Lifestyle
May 19 2016
Quando il destino ti ha scelto, si può far poco perché qualcuno gli impedisca di compiersi. Mugello, maggio 1997, quarta gara del motomondiale: l'inizio della grande abbuffata. Valentino Rossi in versione 125 sbaraglia la concorrenza di Jorge Martinez e Garry McCoy e fa spazio sulla sua Aprilia a una bambola gonfiabile che ricorda vagamente la modella Claudia Schiffer. Ecco servito il giro d'onore del vincitore in compagnia di una tifosa in divenire, con tanti cari saluti a Max Biaggi, che in quel periodo faceva capolino sui rotocalchi per via di un flirt con Naomi Campbell, l'altra bellissima degli anni Novanta. Rossi studia da fuoriclasse e dà ripetizioni di simpatia. E' un ragazzino di 18 anni, capelli sbarazzini e sorriso dilagante: diventerà la stella più luminosa delle corse su due ruote.
Rossi re del Mugello
"Adoro il Mugello e la sua atmosfera - ha detto il Dottore alla vigilia della sfida di domenica prossima - è difficile pensare solo alla gara perché ho intorno così tanti amici e tifosi, che poi sono anche tutto quello che rende questo gran premio speciale. Qui ho vinto spesso, tante le battaglie e i ricordi". Ricordi che per il pilota di Tavullia fanno rima con vittorie. Nove per la precisione, che prendono forma e sostanza dal 1997 al 2008. Quasi un dominio. Dalla 125 alla MotoGp passando per la 250, ma saltando - e qui sta l'eccezione che conferma la regola meravigliosa del Valentino profeta in patria - la 500. Meglio di Rossi, sulle colline di Scarperia, nessuno mai. Michael Doohan e Jorge Lorenzo, i diretti inseguitori nella lista dei più titolati del Mugello, hanno raggiunto quota cinque. Il re e due baronetti: la distanza tra chi fa la storia e chi le obbedisce.
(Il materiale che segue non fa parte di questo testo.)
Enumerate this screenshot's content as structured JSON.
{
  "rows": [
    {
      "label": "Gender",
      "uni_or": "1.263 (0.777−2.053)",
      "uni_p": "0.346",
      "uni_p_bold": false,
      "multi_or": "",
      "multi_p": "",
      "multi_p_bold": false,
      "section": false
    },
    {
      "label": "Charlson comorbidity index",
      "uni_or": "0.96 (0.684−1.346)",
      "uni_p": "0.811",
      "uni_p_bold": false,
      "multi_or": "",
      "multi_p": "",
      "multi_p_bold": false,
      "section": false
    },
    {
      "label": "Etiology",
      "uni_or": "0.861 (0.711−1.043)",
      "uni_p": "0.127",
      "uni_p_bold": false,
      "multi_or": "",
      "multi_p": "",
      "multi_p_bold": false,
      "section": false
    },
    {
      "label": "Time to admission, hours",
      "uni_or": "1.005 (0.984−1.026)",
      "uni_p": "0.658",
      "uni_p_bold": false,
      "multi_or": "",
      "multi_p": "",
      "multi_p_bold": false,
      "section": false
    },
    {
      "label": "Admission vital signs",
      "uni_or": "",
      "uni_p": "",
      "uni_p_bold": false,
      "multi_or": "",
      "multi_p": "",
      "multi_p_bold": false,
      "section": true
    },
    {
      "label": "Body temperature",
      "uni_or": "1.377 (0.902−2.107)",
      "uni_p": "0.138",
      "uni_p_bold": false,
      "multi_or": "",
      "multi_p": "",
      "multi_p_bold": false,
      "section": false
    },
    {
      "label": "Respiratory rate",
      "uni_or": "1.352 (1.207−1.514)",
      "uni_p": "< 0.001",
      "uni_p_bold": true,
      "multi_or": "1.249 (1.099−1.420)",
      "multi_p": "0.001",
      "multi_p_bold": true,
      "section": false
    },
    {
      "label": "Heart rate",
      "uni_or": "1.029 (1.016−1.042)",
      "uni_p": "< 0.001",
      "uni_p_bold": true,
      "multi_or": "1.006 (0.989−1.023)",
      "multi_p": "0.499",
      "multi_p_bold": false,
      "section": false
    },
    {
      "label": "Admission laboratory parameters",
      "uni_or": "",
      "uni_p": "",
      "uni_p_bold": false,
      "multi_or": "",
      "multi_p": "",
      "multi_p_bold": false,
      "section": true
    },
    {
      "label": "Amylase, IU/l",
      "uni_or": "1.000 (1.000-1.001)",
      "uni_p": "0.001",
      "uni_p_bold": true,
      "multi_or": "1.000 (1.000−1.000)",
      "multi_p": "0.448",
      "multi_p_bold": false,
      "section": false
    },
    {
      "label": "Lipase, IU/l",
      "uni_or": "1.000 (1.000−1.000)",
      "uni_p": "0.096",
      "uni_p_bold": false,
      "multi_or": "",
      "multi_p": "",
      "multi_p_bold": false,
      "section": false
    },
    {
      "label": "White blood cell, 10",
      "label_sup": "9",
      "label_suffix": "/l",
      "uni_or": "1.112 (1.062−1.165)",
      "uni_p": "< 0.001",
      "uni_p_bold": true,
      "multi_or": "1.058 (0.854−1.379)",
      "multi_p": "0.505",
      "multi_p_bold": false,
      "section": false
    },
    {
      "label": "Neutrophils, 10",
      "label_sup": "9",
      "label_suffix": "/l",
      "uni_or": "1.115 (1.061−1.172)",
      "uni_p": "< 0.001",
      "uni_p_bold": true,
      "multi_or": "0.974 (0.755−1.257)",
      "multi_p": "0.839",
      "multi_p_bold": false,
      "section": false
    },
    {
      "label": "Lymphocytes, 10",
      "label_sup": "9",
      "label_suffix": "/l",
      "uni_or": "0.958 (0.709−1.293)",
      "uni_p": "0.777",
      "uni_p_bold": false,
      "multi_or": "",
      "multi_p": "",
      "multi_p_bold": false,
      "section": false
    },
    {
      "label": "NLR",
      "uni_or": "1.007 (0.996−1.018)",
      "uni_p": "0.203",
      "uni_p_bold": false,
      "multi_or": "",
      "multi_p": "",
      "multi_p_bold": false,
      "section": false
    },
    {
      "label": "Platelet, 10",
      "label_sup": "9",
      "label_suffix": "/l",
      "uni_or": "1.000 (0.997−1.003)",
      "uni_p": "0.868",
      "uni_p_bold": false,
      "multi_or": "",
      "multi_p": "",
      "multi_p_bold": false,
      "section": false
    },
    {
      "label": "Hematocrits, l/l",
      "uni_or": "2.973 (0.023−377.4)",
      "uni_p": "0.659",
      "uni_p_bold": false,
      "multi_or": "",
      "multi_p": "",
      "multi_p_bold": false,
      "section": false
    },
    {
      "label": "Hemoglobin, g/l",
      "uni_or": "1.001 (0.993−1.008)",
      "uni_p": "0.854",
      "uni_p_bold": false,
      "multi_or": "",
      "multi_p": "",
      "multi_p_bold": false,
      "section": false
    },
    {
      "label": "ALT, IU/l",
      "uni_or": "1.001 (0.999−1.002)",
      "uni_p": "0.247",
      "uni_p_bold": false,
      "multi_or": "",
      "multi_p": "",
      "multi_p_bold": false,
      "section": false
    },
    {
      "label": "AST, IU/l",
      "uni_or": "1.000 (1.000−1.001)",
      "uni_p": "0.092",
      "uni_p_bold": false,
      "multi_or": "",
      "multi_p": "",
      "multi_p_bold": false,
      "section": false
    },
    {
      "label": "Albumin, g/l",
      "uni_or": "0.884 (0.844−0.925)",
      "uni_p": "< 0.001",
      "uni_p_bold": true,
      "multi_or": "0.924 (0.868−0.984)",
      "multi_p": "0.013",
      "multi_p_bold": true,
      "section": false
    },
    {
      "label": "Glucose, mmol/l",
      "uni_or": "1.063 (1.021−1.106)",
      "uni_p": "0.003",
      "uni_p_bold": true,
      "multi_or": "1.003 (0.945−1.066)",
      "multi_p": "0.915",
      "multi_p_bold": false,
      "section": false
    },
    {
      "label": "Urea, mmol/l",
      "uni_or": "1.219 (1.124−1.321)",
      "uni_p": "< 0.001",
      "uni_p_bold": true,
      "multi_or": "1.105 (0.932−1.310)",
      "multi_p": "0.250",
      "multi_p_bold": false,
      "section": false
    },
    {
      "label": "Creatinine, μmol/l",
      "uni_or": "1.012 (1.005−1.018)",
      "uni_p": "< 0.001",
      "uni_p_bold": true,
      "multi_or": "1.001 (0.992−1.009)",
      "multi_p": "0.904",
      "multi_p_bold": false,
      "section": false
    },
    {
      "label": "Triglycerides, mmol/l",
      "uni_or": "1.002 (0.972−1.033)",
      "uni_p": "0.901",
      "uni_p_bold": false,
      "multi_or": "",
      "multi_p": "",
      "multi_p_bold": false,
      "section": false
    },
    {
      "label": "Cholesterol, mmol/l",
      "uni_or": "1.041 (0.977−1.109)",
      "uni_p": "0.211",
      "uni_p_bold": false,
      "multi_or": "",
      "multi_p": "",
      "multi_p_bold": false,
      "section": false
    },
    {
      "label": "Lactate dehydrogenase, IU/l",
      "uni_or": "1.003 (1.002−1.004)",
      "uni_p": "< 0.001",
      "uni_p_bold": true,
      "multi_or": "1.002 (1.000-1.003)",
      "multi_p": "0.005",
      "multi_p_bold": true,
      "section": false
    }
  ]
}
Quel filotto tutto d'oro, poi il silenzio.
La prima volta è il 2002, l'ultima nel 2008. Sette successi consecutivi nella classe che detta le regole del gioco nel motomondiale. Due in sella alla Honda, cinque con la Yamaha. Nessuna preferenza, nessuna scorciatoia. Rossi al Mugello è una scommessa già vinta, l'intuizione prevedibile eppure necessaria. Fino al 31 maggio 2009, quando passa sul traguardo alle spalle del lanciatissimo Casey Stoner e dell'arrembante Jorge Lorenzo, compagno di squadra sempre più ingombrante in Yamaha. Persa una battaglia, vinta la guerra. A fine stagione, Rossi incassa il titolo mondiale numero nove, che si trasforma nel confine tra la meraviglia e l'agonia. Quella che farà tappa nei pensieri del pilota marchigiano nei tre anni che seguiranno. Lorenzo sale, lui scende. E cade.
Le cadute, il rilancio, la speranza
Nel 2010 deve fare i conti con un capitombolo che gli procura la frattura esposta di tibia e perone. Nel 2013 viene centrato da Alvaro Bautista e finisce pancia all'aria. Nulla di grave, ma bye bye podio. Scelte sbagliate (Ducati), sfortuna, destino, meriti e demeriti. Il tempo sistemerà le cose e distribuirà le sue grazie, riportando il campione in mezzo ai campioni. Ma Rossi re del Mugello da allora non canta più. Eppure, il popolo in giallo ci crede, oggi più che mai. Del resto, i segni lasciati fin qui dal nove volte iridato lungo la strada della MotoGp lasciano intendere che le premesse per il ritorno sulla vetta di Scarperia ci siano tutte. Il primo posto a Jerez, tracciato che non lo vedeva tra i vincitori dal 2009, il secondo a Le Mans dietro a Lorenzo per involontaria intercessione di Marc Marquez e della coppia Ducati. Rossi c'è e non vuole regalare niente. Perché il decimo mondiale è dietro l'angolo e altro non si può fare. Il Mugello chiama, che sia la volta buona?